Time to buy aluminium
2005-09-24
Barclays Capital reports a bearish technical chart picture for aluminium has attracted some substantial short fund positions in the 3-month contract in recent days, keeping prices near the US$1800/t level, and highlighting subdued price performance compared with copper.
Buying that has occurred in aluminium has been more focused on far forward contracts causing the curve to flatten. Barclays suggests this is driven by structural market issues such as rising input costs at smelters (alumina and energy), and continued strong growth in Chinese aluminium consumption (China's aluminium semis production was up 25% in the first eight months of the year).
More technical selling pressure in the 3-month contract looks likely over the next few days, the analysts suggest. However, from a fundamental standpoint they see downside risk below US$1800/t as extremely restricted and are recommending consumers and investors to take advantage of price weakness.
Next week, market participants will gather at Metal Bulletin's 20th Annual Aluminium Conference in Atlanta. Barclays believes sentiment is likely to be upbeat due to Chinese exports of primary aluminium being significantly lower following changes to the tax scheme, and due to lower LME prices. US mill product orders show signs of improving, with rolling mills and extruders reporting interest in restocking amid higher demand expectations after Hurricane Katrina, the analysts report.
(As we speak, Hurricane Rita has just been upgraded to Category 5 with evacuations commencing in Texas and Louisiana ahead of a likely weekend landfall.)

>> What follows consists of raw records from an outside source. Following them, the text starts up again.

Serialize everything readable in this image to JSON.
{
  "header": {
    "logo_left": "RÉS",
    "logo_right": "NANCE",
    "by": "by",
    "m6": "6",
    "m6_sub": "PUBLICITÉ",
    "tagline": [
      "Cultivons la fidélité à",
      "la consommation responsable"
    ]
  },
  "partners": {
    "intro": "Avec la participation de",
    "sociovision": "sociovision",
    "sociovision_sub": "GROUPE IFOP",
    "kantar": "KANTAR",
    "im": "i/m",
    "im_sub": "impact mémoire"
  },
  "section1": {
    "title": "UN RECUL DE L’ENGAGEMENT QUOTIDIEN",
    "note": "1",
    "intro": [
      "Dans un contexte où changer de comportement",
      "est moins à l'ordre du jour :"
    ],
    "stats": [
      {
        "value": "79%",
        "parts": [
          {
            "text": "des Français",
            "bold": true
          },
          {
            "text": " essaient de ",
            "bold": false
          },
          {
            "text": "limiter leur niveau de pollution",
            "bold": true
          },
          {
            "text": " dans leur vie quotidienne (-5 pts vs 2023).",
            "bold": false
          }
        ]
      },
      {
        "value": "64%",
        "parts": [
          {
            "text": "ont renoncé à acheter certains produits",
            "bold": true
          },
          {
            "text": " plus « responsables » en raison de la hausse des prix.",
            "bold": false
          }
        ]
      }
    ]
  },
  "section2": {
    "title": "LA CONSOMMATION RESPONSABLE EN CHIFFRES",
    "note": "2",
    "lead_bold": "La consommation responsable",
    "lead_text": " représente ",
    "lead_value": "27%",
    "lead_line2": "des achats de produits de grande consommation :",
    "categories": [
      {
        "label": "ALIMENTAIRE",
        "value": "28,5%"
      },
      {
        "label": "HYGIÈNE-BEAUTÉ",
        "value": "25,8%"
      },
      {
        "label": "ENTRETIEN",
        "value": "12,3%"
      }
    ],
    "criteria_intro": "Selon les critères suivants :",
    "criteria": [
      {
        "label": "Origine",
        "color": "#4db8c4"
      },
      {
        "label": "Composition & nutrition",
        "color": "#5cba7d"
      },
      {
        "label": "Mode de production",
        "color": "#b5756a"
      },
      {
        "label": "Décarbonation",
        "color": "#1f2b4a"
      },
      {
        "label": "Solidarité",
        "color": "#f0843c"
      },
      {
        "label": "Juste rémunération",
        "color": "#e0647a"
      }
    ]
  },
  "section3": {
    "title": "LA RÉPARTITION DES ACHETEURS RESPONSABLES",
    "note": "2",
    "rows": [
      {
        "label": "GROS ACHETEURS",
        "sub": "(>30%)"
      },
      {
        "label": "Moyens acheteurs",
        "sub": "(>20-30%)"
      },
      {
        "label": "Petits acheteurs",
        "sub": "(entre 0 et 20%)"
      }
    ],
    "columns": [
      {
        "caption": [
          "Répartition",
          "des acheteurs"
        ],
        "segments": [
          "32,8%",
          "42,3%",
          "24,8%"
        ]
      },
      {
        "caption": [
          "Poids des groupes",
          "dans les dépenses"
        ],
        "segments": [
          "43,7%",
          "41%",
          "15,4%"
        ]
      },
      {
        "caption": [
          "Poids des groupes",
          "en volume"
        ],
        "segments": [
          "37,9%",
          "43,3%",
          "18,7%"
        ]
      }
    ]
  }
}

Barclays furthermore notes LME stocks are lower, and cancelled LME aluminium warrants have started to rise again (now representing 10% of the total remaining). Moreover, yesterday the International Aluminium Institute (IAI) reported a slowdown in year-on-year growth in western world primary aluminium production for the first time in a year. In light of these factors, says Barclays, "long position holders at the front-end of the curve appear under-populated to us". I think that means buy.